This I Believe

Gail - Rockledge, Florida
Entered on December 23, 2008

This I Believe

This I believe, fate plays a large part in our lives. Timing is everything.

On his way to work, my son experienced a life altering tragedy. While stopped at a signal light a tractor-trailer truck rear-ended him. The semi literally ran over Barry’s small pickup. At 5:00AM on a deserted highway sat one unrecognizable Chevy S10 pickup truck and one tractor-trailer truck, the larger resting on top of the other. The probability of his survival appeared grim.

While returning to home base an off duty ambulance crew just happened on the accident. It took approximately five hours to extract Barry from the crumpled vehicle. Barry at the age of thirty-four took his first helicopter ride a life-flight to Georgia Baptist Medical Center.

Twenty-four hours later we stood in the Intensive Care Unit (ICU) staring at our son with tubes, probes and shunts sticking everywhere. This picture will be forever emblazoned in my memory. Listening to the doctors yet not hearing, advising little else could be done. Barry had suffered sever brain damage, a broken back and neck; this would leave him paralyzed from the waist down. The doctors suggested the family prepare for the inevitable, death.

As we walked away from Barry I recalled a sermon we heard when Barry was a child. The sermon, the unconditional love God has for his children not just the older ones, but babies and young adults. He portrayed a picture of all age groups gathered around in heaven and the sweet laughter of a child at Jesus’ feet. How sad a place heaven would be without that sound. “Be thankful God has blessed your with all the love and happiness a child can bring. He is only yours for a little while. Cherish every moment you have…for in an instant he maybe gone…” he said.

These words would be recalled over and over again. My constant prayer would be, God’s will be done. This I believe, without my faith and belief I would not have been able to survive the following years. So, with these thoughts firmly implanted in my brain I tried to prepare myself for the worst. Don’t get me wrong, no one is ever ready for that moment, however, if God wanted Barry more than I did, maybe I could someday accept his death; it being nearly certain he would not survive.

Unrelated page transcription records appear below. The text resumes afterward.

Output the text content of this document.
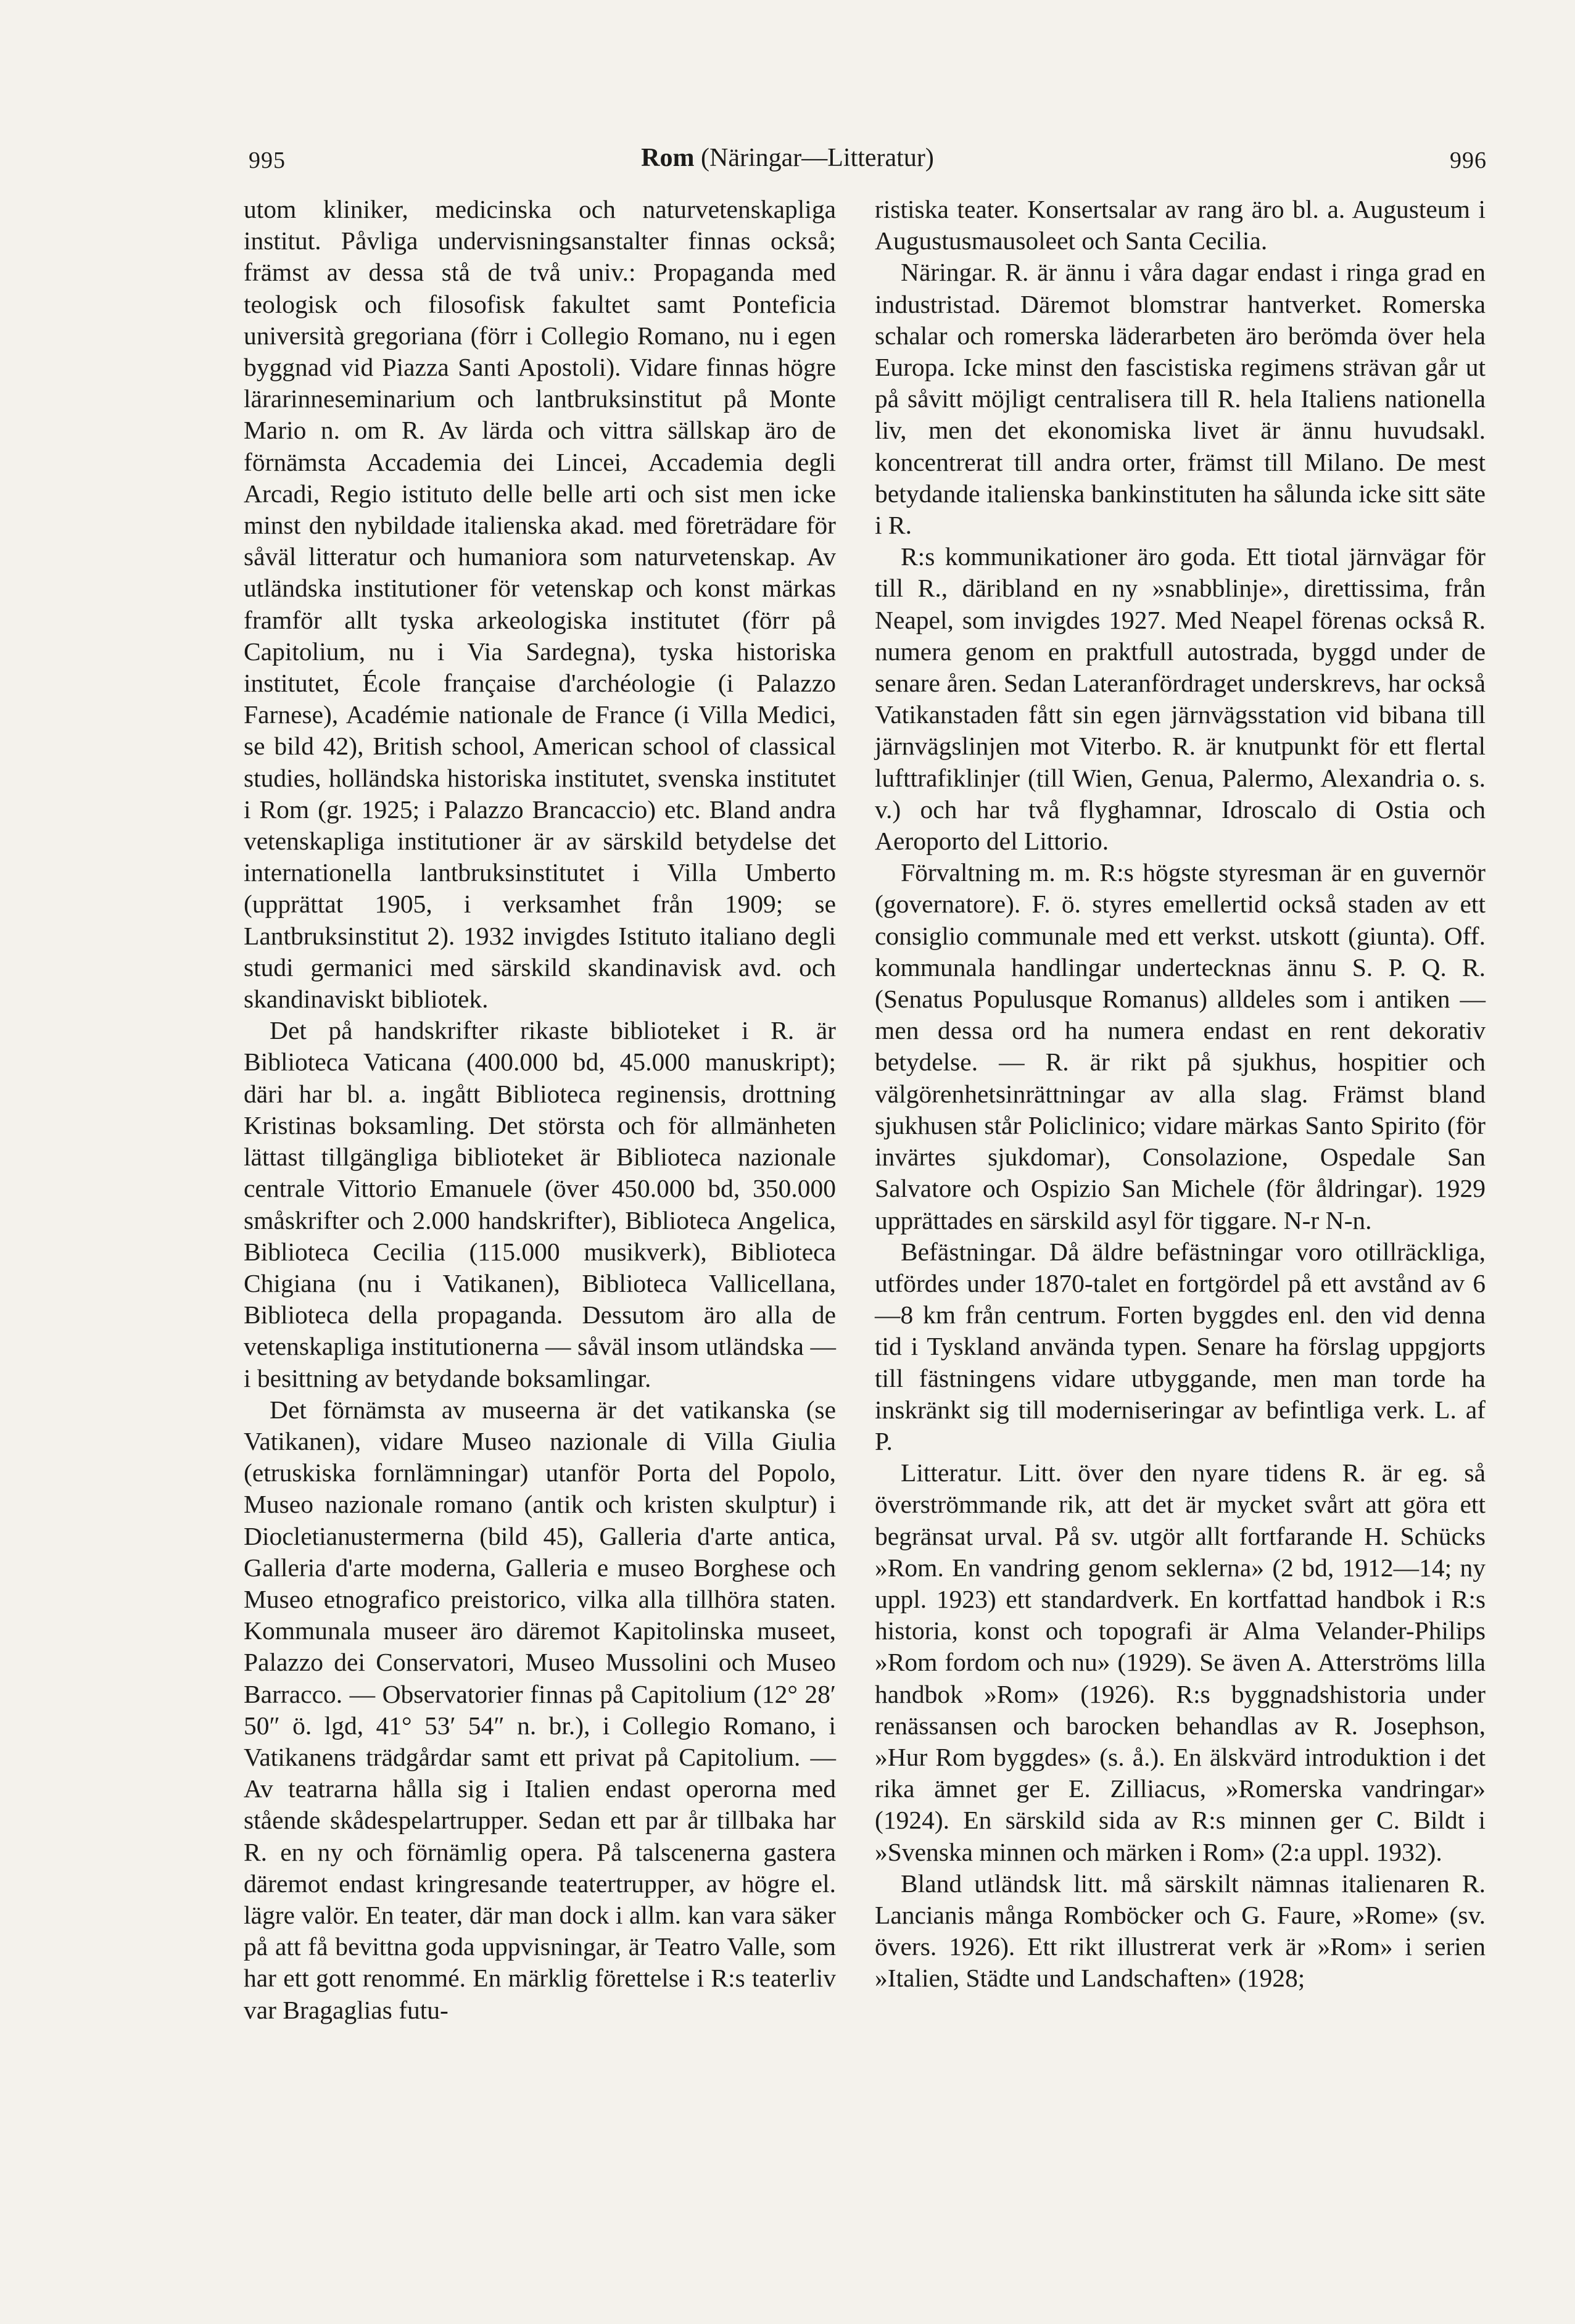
995	Rom (Näringar—Litteratur)	996

utom kliniker, medicinska och naturvetenskapliga institut. Påvliga undervisningsanstalter finnas också; främst av dessa stå de två univ.: Propaganda med teologisk och filosofisk fakultet samt Ponteficia università gregoriana (förr i Collegio Romano, nu i egen byggnad vid Piazza Santi Apostoli). Vidare finnas högre lärarinneseminarium och lantbruksinstitut på Monte Mario n. om R. Av lärda och vittra sällskap äro de förnämsta Accademia dei Lincei, Accademia degli Arcadi, Regio istituto delle belle arti och sist men icke minst den nybildade italienska akad. med företrädare för såväl litteratur och humaniora som naturvetenskap. Av utländska institutioner för vetenskap och konst märkas framför allt tyska arkeologiska institutet (förr på Capitolium, nu i Via Sardegna), tyska historiska institutet, École française d'archéologie (i Palazzo Farnese), Académie nationale de France (i Villa Medici, se bild 42), British school, American school of classical studies, holländska historiska institutet, svenska institutet i Rom (gr. 1925; i Palazzo Brancaccio) etc. Bland andra vetenskapliga institutioner är av särskild betydelse det internationella lantbruksinstitutet i Villa Umberto (upprättat 1905, i verksamhet från 1909; se Lantbruksinstitut 2). 1932 invigdes Istituto italiano degli studi germanici med särskild skandinavisk avd. och skandinaviskt bibliotek.

Det på handskrifter rikaste biblioteket i R. är Biblioteca Vaticana (400.000 bd, 45.000 manuskript); däri har bl. a. ingått Biblioteca reginensis, drottning Kristinas boksamling. Det största och för allmänheten lättast tillgängliga biblioteket är Biblioteca nazionale centrale Vittorio Emanuele (över 450.000 bd, 350.000 småskrifter och 2.000 handskrifter), Biblioteca Angelica, Biblioteca Cecilia (115.000 musikverk), Biblioteca Chigiana (nu i Vatikanen), Biblioteca Vallicellana, Biblioteca della propaganda. Dessutom äro alla de vetenskapliga institutionerna — såväl insom utländska — i besittning av betydande boksamlingar.

Det förnämsta av museerna är det vatikanska (se Vatikanen), vidare Museo nazionale di Villa Giulia (etruskiska fornlämningar) utanför Porta del Popolo, Museo nazionale romano (antik och kristen skulptur) i Diocletianustermerna (bild 45), Galleria d'arte antica, Galleria d'arte moderna, Galleria e museo Borghese och Museo etnografico preistorico, vilka alla tillhöra staten. Kommunala museer äro däremot Kapitolinska museet, Palazzo dei Conservatori, Museo Mussolini och Museo Barracco. — Observatorier finnas på Capitolium (12° 28′ 50″ ö. lgd, 41° 53′ 54″ n. br.), i Collegio Romano, i Vatikanens trädgårdar samt ett privat på Capitolium. — Av teatrarna hålla sig i Italien endast operorna med stående skådespelartrupper. Sedan ett par år tillbaka har R. en ny och förnämlig opera. På talscenerna gastera däremot endast kringresande teatertrupper, av högre el. lägre valör. En teater, där man dock i allm. kan vara säker på att få bevittna goda uppvisningar, är Teatro Valle, som har ett gott renommé. En märklig förettelse i R:s teaterliv var Bragaglias futu-

ristiska teater. Konsertsalar av rang äro bl. a. Augusteum i Augustusmausoleet och Santa Cecilia.

Näringar. R. är ännu i våra dagar endast i ringa grad en industristad. Däremot blomstrar hantverket. Romerska schalar och romerska läderarbeten äro berömda över hela Europa. Icke minst den fascistiska regimens strävan går ut på såvitt möjligt centralisera till R. hela Italiens nationella liv, men det ekonomiska livet är ännu huvudsakl. koncentrerat till andra orter, främst till Milano. De mest betydande italienska bankinstituten ha sålunda icke sitt säte i R.

R:s kommunikationer äro goda. Ett tiotal järnvägar för till R., däribland en ny »snabblinje», direttissima, från Neapel, som invigdes 1927. Med Neapel förenas också R. numera genom en praktfull autostrada, byggd under de senare åren. Sedan Lateranfördraget underskrevs, har också Vatikanstaden fått sin egen järnvägsstation vid bibana till järnvägslinjen mot Viterbo. R. är knutpunkt för ett flertal lufttrafiklinjer (till Wien, Genua, Palermo, Alexandria o. s. v.) och har två flyghamnar, Idroscalo di Ostia och Aeroporto del Littorio.

Förvaltning m. m. R:s högste styresman är en guvernör (governatore). F. ö. styres emellertid också staden av ett consiglio communale med ett verkst. utskott (giunta). Off. kommunala handlingar undertecknas ännu S. P. Q. R. (Senatus Populusque Romanus) alldeles som i antiken — men dessa ord ha numera endast en rent dekorativ betydelse. — R. är rikt på sjukhus, hospitier och välgörenhetsinrättningar av alla slag. Främst bland sjukhusen står Policlinico; vidare märkas Santo Spirito (för invärtes sjukdomar), Consolazione, Ospedale San Salvatore och Ospizio San Michele (för åldringar). 1929 upprättades en särskild asyl för tiggare. N-r N-n.

Befästningar. Då äldre befästningar voro otillräckliga, utfördes under 1870-talet en fortgördel på ett avstånd av 6—8 km från centrum. Forten byggdes enl. den vid denna tid i Tyskland använda typen. Senare ha förslag uppgjorts till fästningens vidare utbyggande, men man torde ha inskränkt sig till moderniseringar av befintliga verk. L. af P.

Litteratur. Litt. över den nyare tidens R. är eg. så överströmmande rik, att det är mycket svårt att göra ett begränsat urval. På sv. utgör allt fortfarande H. Schücks »Rom. En vandring genom seklerna» (2 bd, 1912—14; ny uppl. 1923) ett standardverk. En kortfattad handbok i R:s historia, konst och topografi är Alma Velander-Philips »Rom fordom och nu» (1929). Se även A. Atterströms lilla handbok »Rom» (1926). R:s byggnadshistoria under renässansen och barocken behandlas av R. Josephson, »Hur Rom byggdes» (s. å.). En älskvärd introduktion i det rika ämnet ger E. Zilliacus, »Romerska vandringar» (1924). En särskild sida av R:s minnen ger C. Bildt i »Svenska minnen och märken i Rom» (2:a uppl. 1932).

Bland utländsk litt. må särskilt nämnas italienaren R. Lancianis många Romböcker och G. Faure, »Rome» (sv. övers. 1926). Ett rikt illustrerat verk är »Rom» i serien »Italien, Städte und Landschaften» (1928;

Barry was eventually transferred to the Shepherd Center for Brain and Spinal Injury in Atlanta. The ensuing nine years have not been easy for any of us. Barry is better today but remains mentally and physically impaired. His short-term memory has improved. His every day life is a challenge. Even though he has improved greatly he will never be the same. This I believe, fate awaits all of us, nothing in life just happens. I’ve always felt and believed Barry suffered “a fate worse than death”, something none of us was prepared for. I believe God did not take him for a reason, He has a purpose for Barry’s life. I may never know the reasons, but this I believe, he created us all and we are here to fulfill that Master Plan.

Everyone involved in Barry’s life has been touched in someway; his wife (Kim) adjusting to his daily needs; Kim’s family assisting her in care giving; we as Barry’s parents no longer living in Atlanta face our own challenges not being there. Throughout all of the heartaches and obstacles each of us has reached the same conclusion, we believe God has a plan for Barry’s life. This I believe, nothing happens without a reason that elusive fate is waiting in the wings.